Is the premier telling all the truth?

Premier Ed Stelmach recently went on television to explain what economic policies he would be pursuing to lift the province out of its current economic predicament.

He said he and his cabinet colleagues would take pay cuts and urged the whole public sector to follow suit and then he also said he would use the “cash reserves” such as those in the sustainability fund to maintain infrastructure investments ongoing.

After the speech, I tested my hearing ability to make sure that I have heard everything correctly.

I think the populist nature of announcement on the pay cuts does not even deserve any lengthy discussion. It is much less than it is reported. For more details, our guest columnist T-Mac’s article on the next page is a good resource.

Now, coming to the use of cash reserves: Mr. Stelmach said he would use the cash reserves at the government’s disposal.

Here is the question: If the government has cash reserves, allegedly as much as $17 billion, why were a substantial number of health care staff laid off and why were acute care beds closed down due to spending cuts ?

Further, if the government does have those cash reserves ready to be used, why have the budgets of the school divisions come under attack in what was appropriately termed “clawbacks”?

I am not an economist and certainly not an accountant, but I would like to know why a government with billions of dollars in reserves would try to get a few hundred thousand dollars from one school division, and a few from others, in order to address an $80 million dollar deficit.

Is the problem economic hardship here or are we being misled to cover up the pursuit of an ideological agenda behind the smokescreen of economic difficulties?

In another intriguing development, I have read quite a number of articles commenting on the premier’s speech and I have not seen a single reference to his appeal to the population of the province to buy Alberta bonds.

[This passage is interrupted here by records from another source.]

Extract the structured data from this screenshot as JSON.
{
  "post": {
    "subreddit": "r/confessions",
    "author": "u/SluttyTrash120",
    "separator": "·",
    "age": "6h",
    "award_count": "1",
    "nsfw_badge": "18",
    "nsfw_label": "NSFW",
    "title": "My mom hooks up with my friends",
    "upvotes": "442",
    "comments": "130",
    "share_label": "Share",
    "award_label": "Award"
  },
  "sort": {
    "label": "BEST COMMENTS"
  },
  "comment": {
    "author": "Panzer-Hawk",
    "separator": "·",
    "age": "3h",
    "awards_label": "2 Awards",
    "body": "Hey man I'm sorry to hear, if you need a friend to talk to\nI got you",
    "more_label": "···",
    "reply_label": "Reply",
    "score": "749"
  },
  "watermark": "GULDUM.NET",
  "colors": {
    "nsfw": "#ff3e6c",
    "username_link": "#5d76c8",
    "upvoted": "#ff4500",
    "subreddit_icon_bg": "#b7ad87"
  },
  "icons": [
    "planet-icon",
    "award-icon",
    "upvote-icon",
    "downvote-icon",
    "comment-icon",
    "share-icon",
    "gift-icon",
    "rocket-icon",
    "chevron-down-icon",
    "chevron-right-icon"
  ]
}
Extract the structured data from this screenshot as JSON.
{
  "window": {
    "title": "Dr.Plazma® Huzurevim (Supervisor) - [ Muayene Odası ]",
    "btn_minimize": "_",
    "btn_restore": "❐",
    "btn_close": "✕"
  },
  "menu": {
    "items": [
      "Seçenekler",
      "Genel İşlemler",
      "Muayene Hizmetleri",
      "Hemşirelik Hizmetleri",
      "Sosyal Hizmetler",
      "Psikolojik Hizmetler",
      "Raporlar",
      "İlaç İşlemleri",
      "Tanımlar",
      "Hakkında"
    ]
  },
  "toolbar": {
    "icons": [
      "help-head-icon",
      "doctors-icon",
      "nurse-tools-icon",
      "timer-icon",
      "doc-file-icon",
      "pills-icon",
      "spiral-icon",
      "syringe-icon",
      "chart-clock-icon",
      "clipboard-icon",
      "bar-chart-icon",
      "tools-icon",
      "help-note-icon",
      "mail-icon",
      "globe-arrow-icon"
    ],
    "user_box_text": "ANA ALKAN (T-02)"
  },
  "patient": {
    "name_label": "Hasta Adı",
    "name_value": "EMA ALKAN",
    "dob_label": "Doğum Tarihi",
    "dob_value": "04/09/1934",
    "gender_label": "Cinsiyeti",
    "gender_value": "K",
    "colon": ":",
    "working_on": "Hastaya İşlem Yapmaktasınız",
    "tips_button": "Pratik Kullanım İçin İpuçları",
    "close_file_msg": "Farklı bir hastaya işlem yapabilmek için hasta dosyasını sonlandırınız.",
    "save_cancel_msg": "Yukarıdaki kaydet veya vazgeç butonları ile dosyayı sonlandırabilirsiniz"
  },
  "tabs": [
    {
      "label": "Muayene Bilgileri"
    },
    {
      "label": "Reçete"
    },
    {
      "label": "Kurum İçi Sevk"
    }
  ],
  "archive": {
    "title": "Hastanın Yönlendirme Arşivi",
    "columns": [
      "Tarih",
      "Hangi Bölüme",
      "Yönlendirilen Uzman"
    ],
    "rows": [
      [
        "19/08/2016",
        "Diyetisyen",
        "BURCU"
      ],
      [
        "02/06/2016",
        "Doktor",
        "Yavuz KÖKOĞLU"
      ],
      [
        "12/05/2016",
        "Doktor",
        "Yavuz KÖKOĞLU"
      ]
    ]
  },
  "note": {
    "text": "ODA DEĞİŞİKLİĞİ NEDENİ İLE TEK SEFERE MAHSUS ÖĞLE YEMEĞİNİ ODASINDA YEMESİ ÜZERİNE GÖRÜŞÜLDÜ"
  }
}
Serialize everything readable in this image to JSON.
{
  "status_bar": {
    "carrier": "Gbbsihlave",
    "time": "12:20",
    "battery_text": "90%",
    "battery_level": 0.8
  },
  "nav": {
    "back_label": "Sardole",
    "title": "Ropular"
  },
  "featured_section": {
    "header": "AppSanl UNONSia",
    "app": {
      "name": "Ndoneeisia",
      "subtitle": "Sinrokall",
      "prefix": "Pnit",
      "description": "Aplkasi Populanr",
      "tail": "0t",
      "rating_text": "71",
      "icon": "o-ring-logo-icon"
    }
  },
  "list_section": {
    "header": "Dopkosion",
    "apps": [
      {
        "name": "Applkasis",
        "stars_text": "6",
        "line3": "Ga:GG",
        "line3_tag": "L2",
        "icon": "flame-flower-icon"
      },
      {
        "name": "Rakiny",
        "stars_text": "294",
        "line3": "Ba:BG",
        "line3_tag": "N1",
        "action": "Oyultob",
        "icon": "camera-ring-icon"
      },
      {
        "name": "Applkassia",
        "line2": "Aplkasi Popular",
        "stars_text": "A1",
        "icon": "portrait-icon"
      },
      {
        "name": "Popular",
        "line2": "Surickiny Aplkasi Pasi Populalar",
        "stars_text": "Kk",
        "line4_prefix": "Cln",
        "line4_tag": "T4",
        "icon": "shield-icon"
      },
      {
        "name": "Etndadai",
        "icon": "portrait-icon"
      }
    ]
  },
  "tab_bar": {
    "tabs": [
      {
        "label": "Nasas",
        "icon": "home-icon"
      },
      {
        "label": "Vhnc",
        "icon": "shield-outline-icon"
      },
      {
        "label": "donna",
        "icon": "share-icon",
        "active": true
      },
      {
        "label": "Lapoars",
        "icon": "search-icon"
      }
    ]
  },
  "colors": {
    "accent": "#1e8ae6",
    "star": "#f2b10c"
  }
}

Whether this is a deliberate omission on the part of journalists or just a collective negligence, there is no way of knowing.

These bonds will apparently be sold to borrow from the population to finance some of the programs that the government says will keep people employed.

But don’t you think that it is only fair to question the intention to borrow when someone says one has billions of dollars in cash reserves?

There is something which is not transparent here, something that needs to be explained in good faith and in strict honesty.